Netflix, Habitat Derneği ve ICC Türkiye
iş birliğiyle hayata geçirilen Geleceğin Ekranı Projesi, geniş kapsamlı bir
zirve ile yoluna devam ediyor. 10 Mart Perşembe günü İstanbul’da
gerçekleştirilen Geleceğin Ekranı Zirvesi’nde, projenin ilk altı ayında elde
edilen kazanımlar paylaşılırken, dijital okuryazarlık ve dijital ebeveynlik
bilincinin toplum geneline yayılmasının önemi bir kez daha vurgulandı.

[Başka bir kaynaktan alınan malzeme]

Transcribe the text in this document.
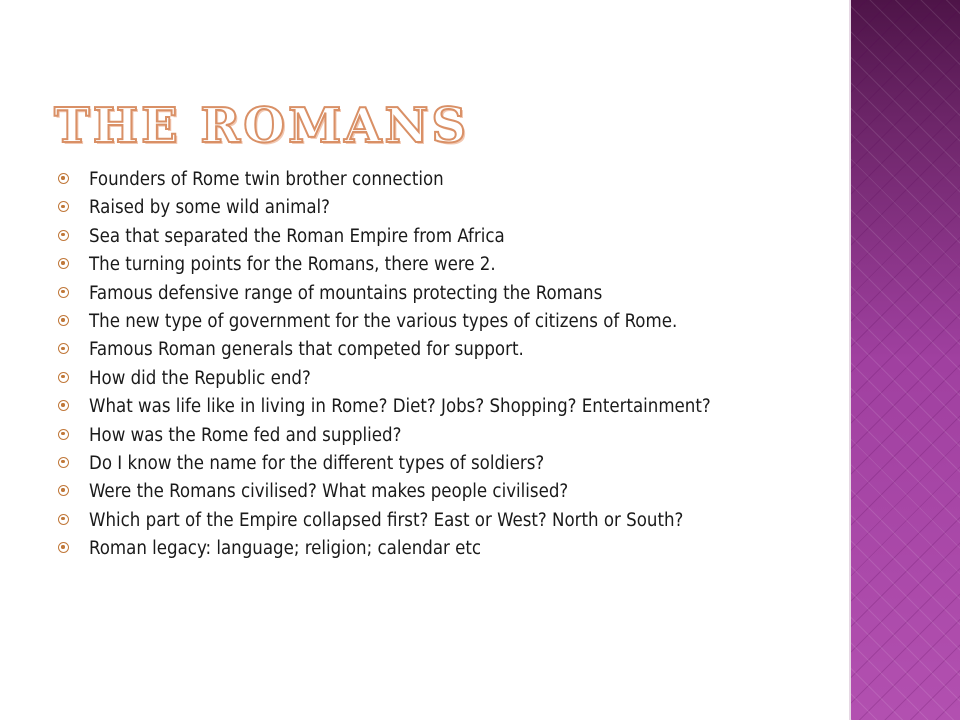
THE ROMANS
Founders of Rome twin brother connection
Raised by some wild animal?
Sea that separated the Roman Empire from Africa
The turning points for the Romans, there were 2.
Famous defensive range of mountains protecting the Romans
The new type of government for the various types of citizens of Rome.
Famous Roman generals that competed for support.
How did the Republic end?
What was life like in living in Rome? Diet? Jobs? Shopping? Entertainment?
How was the Rome fed and supplied?
Do I know the name for the different types of soldiers?
Were the Romans civilised? What makes people civilised?
Which part of the Empire collapsed first? East or West? North or South?
Roman legacy: language; religion; calendar etc
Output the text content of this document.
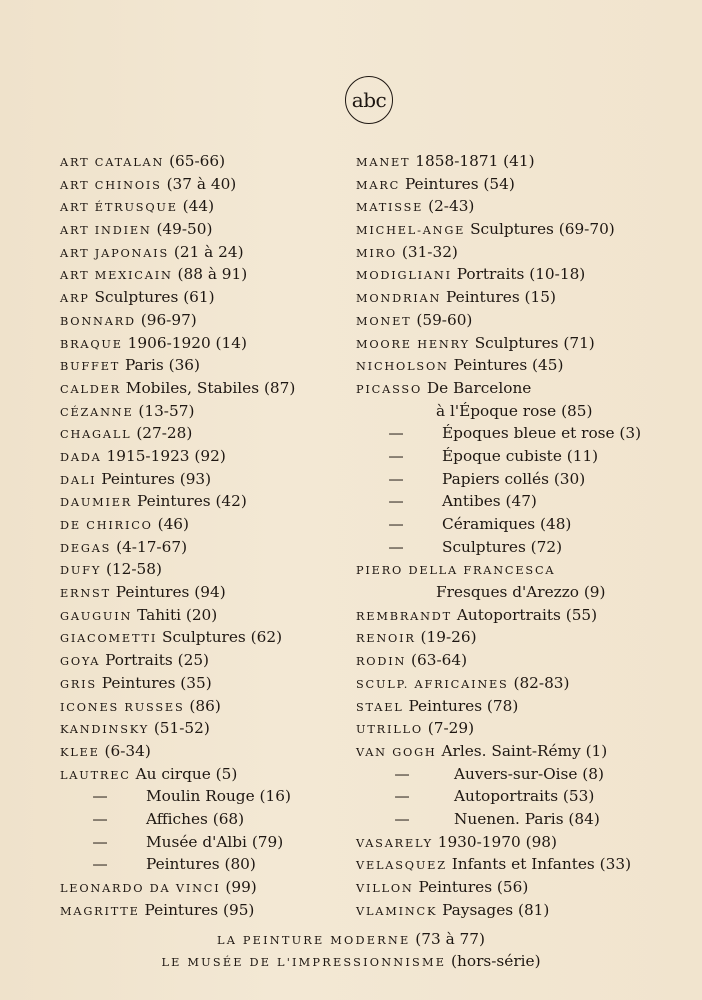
abc
ART CATALAN (65-66)
ART CHINOIS (37 à 40)
ART ÉTRUSQUE (44)
ART INDIEN (49-50)
ART JAPONAIS (21 à 24)
ART MEXICAIN (88 à 91)
ARP Sculptures (61)
BONNARD (96-97)
BRAQUE 1906-1920 (14)
BUFFET Paris (36)
CALDER Mobiles, Stabiles (87)
CÉZANNE (13-57)
CHAGALL (27-28)
DADA 1915-1923 (92)
DALI Peintures (93)
DAUMIER Peintures (42)
DE CHIRICO (46)
DEGAS (4-17-67)
DUFY (12-58)
ERNST Peintures (94)
GAUGUIN Tahiti (20)
GIACOMETTI Sculptures (62)
GOYA Portraits (25)
GRIS Peintures (35)
ICONES RUSSES (86)
KANDINSKY (51-52)
KLEE (6-34)
LAUTREC Au cirque (5)
—	Moulin Rouge (16)
—	Affiches (68)
—	Musée d'Albi (79)
—	Peintures (80)
LEONARDO DA VINCI (99)
MAGRITTE Peintures (95)
MANET 1858-1871 (41)
MARC Peintures (54)
MATISSE (2-43)
MICHEL-ANGE Sculptures (69-70)
MIRO (31-32)
MODIGLIANI Portraits (10-18)
MONDRIAN Peintures (15)
MONET (59-60)
MOORE HENRY Sculptures (71)
NICHOLSON Peintures (45)
PICASSO De Barcelone
à l'Époque rose (85)
—	Époques bleue et rose (3)
—	Époque cubiste (11)
—	Papiers collés (30)
—	Antibes (47)
—	Céramiques (48)
—	Sculptures (72)
PIERO DELLA FRANCESCA
Fresques d'Arezzo (9)
REMBRANDT Autoportraits (55)
RENOIR (19-26)
RODIN (63-64)
SCULP. AFRICAINES (82-83)
STAEL Peintures (78)
UTRILLO (7-29)
VAN GOGH Arles. Saint-Rémy (1)
—	Auvers-sur-Oise (8)
—	Autoportraits (53)
—	Nuenen. Paris (84)
VASARELY 1930-1970 (98)
VELASQUEZ Infants et Infantes (33)
VILLON Peintures (56)
VLAMINCK Paysages (81)
LA PEINTURE MODERNE (73 à 77)
LE MUSÉE DE L'IMPRESSIONNISME (hors-série)
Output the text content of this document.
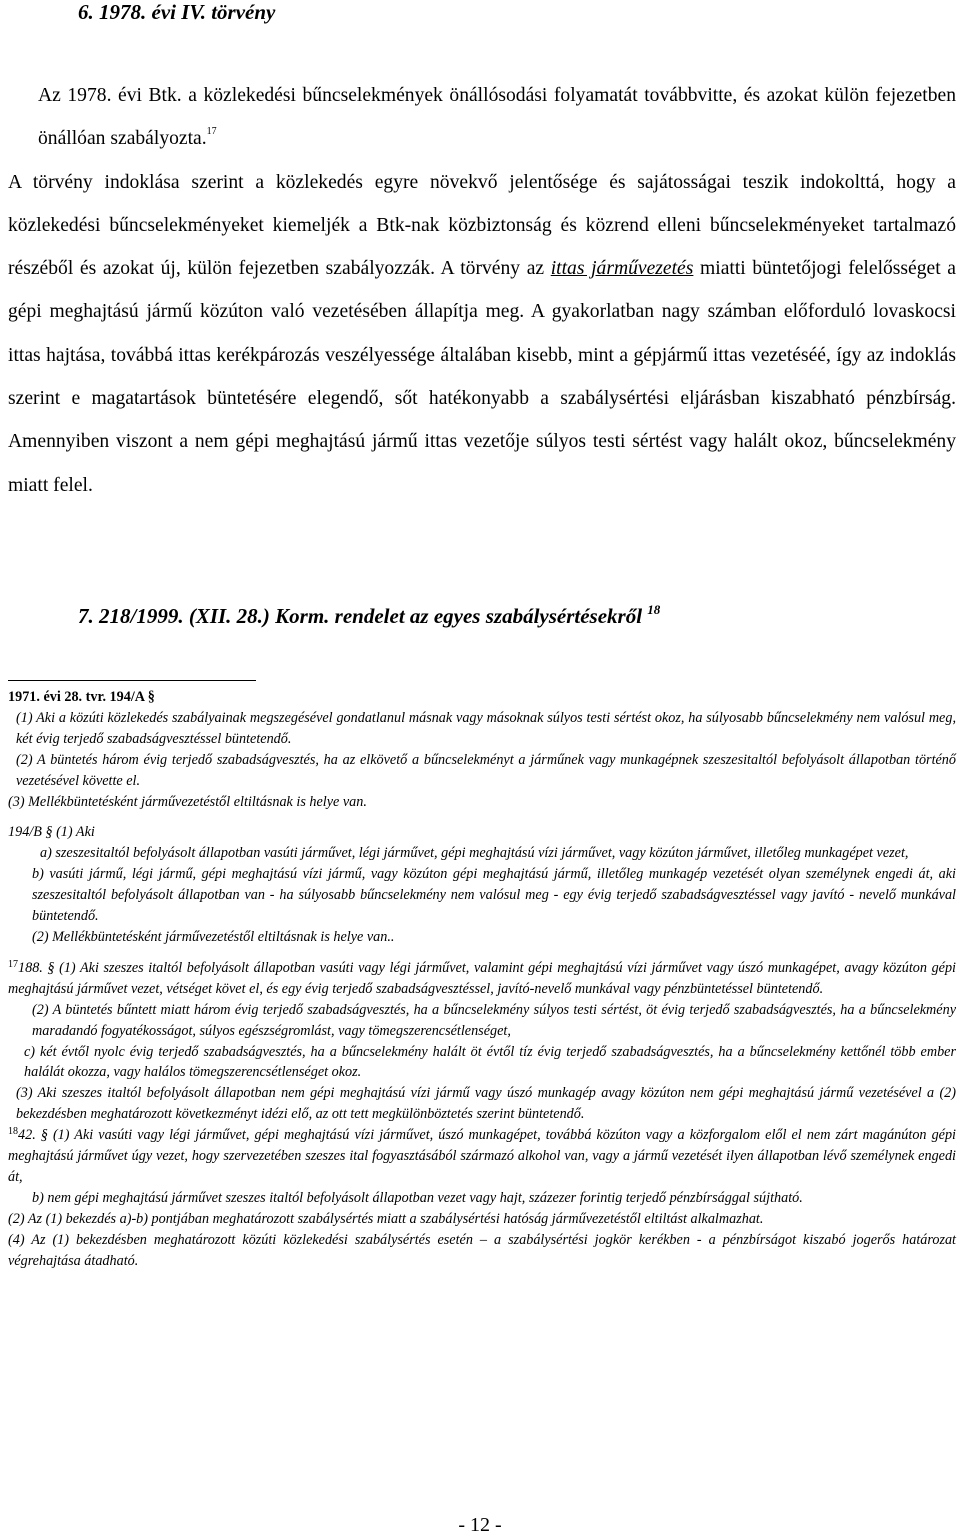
6. 1978. évi IV. törvény

Az 1978. évi Btk. a közlekedési bűncselekmények önállósodási folyamatát továbbvitte, és azokat külön fejezetben önállóan szabályozta.$^{17}$

A törvény indoklása szerint a közlekedés egyre növekvő jelentősége és sajátosságai teszik indokolttá, hogy a közlekedési bűncselekményeket kiemeljék a Btk-nak közbiztonság és közrend elleni bűncselekményeket tartalmazó részéből és azokat új, külön fejezetben szabályozzák. A törvény az ittas járművezetés miatti büntetőjogi felelősséget a gépi meghajtású jármű közúton való vezetésében állapítja meg. A gyakorlatban nagy számban előforduló lovaskocsi ittas hajtása, továbbá ittas kerékpározás veszélyessége általában kisebb, mint a gépjármű ittas vezetéséé, így az indoklás szerint e magatartások büntetésére elegendő, sőt hatékonyabb a szabálysértési eljárásban kiszabható pénzbírság. Amennyiben viszont a nem gépi meghajtású jármű ittas vezetője súlyos testi sértést vagy halált okoz, bűncselekmény miatt felel.

7. 218/1999. (XII. 28.) Korm. rendelet az egyes szabálysértésekről $^{18}$

1971. évi 28. tvr. 194/A §

(1) Aki a közúti közlekedés szabályainak megszegésével gondatlanul másnak vagy másoknak súlyos testi sértést okoz, ha súlyosabb bűncselekmény nem valósul meg, két évig terjedő szabadságvesztéssel büntetendő.

(2) A büntetés három évig terjedő szabadságvesztés, ha az elkövető a bűncselekményt a járműnek vagy munkagépnek szeszesitaltól befolyásolt állapotban történő vezetésével követte el.

(3) Mellékbüntetésként járművezetéstől eltiltásnak is helye van.

194/B § (1) Aki

a) szeszesitaltól befolyásolt állapotban vasúti járművet, légi járművet, gépi meghajtású vízi járművet, vagy közúton járművet, illetőleg munkagépet vezet,

b) vasúti jármű, légi jármű, gépi meghajtású vízi jármű, vagy közúton gépi meghajtású jármű, illetőleg munkagép vezetését olyan személynek engedi át, aki szeszesitaltól befolyásolt állapotban van - ha súlyosabb bűncselekmény nem valósul meg - egy évig terjedő szabadságvesztéssel vagy javító - nevelő munkával büntetendő.

(2) Mellékbüntetésként járművezetéstől eltiltásnak is helye van..

$^{17}$188. § (1) Aki szeszes italtól befolyásolt állapotban vasúti vagy légi járművet, valamint gépi meghajtású vízi járművet vagy úszó munkagépet, avagy közúton gépi meghajtású járművet vezet, vétséget követ el, és egy évig terjedő szabadságvesztéssel, javító-nevelő munkával vagy pénzbüntetéssel büntetendő.

(2) A büntetés bűntett miatt három évig terjedő szabadságvesztés, ha a bűncselekmény súlyos testi sértést, öt évig terjedő szabadságvesztés, ha a bűncselekmény maradandó fogyatékosságot, súlyos egészségromlást, vagy tömegszerencsétlenséget,

c) két évtől nyolc évig terjedő szabadságvesztés, ha a bűncselekmény halált öt évtől tíz évig terjedő szabadságvesztés, ha a bűncselekmény kettőnél több ember halálát okozza, vagy halálos tömegszerencsétlenséget okoz.

(3) Aki szeszes italtól befolyásolt állapotban nem gépi meghajtású vízi jármű vagy úszó munkagép avagy közúton nem gépi meghajtású jármű vezetésével a (2) bekezdésben meghatározott következményt idézi elő, az ott tett megkülönböztetés szerint büntetendő.

$^{18}$42. § (1) Aki vasúti vagy légi járművet, gépi meghajtású vízi járművet, úszó munkagépet, továbbá közúton vagy a közforgalom elől el nem zárt magánúton gépi meghajtású járművet úgy vezet, hogy szervezetében szeszes ital fogyasztásából származó alkohol van, vagy a jármű vezetését ilyen állapotban lévő személynek engedi át,

b) nem gépi meghajtású járművet szeszes italtól befolyásolt állapotban vezet vagy hajt, százezer forintig terjedő pénzbírsággal sújtható.

(2) Az (1) bekezdés a)-b) pontjában meghatározott szabálysértés miatt a szabálysértési hatóság járművezetéstől eltiltást alkalmazhat.

(4) Az (1) bekezdésben meghatározott közúti közlekedési szabálysértés esetén – a szabálysértési jogkör kerékben - a pénzbírságot kiszabó jogerős határozat végrehajtása átadható.

- 12 -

Netflix Kamu Politikaları Direktörü Pelin Mavili’nin açılış konuşmasıyla başlayan zirveye, proje ortaklarının üst düzey
yöneticilerinin yanı sıra RTÜK Başkanı
Ebubekir Şahin ve UNICEF Türkiye İletişim
Bölüm Başkanı Sema Hosta katıldı. Mavili,
konuşmasında şunları kaydetti: “Dijital dünyanın güç kazanması, dünya genelinde
olduğu gibi ülkemizde de içerik tüketim alışkanlıklarına yön veriyor. Böyle bir
dönemde, dijital okuryazarlık ve dijital ebeveynlik bilincinin toplum geneline
yayılmasını ve çocuklarımızın bu bilinçle yetişmesini önemli buluyoruz. Bu
amaçla hayata geçirdiğimiz Geleceğin Ekranı Projesi, kısa sürede Türkiye'nin
dört bir yanındaki öğretmen, ebeveyn ve dinleyicilere ulaştı. Proje kapsamında
hem katılımcıların görüşlerini dinleme hem de onları dijital dünyaya dair en
güncel bilgi, uygulama ve araçlarla buluşturma şansını yakaladık. Netflix
olarak başta akıllı işaretler ve ebeveyn kontrolleri olmak üzere ailelerin
çocukları için en doğru tercihleri yapmasını kolaylaştıran araçlar sunuyoruz.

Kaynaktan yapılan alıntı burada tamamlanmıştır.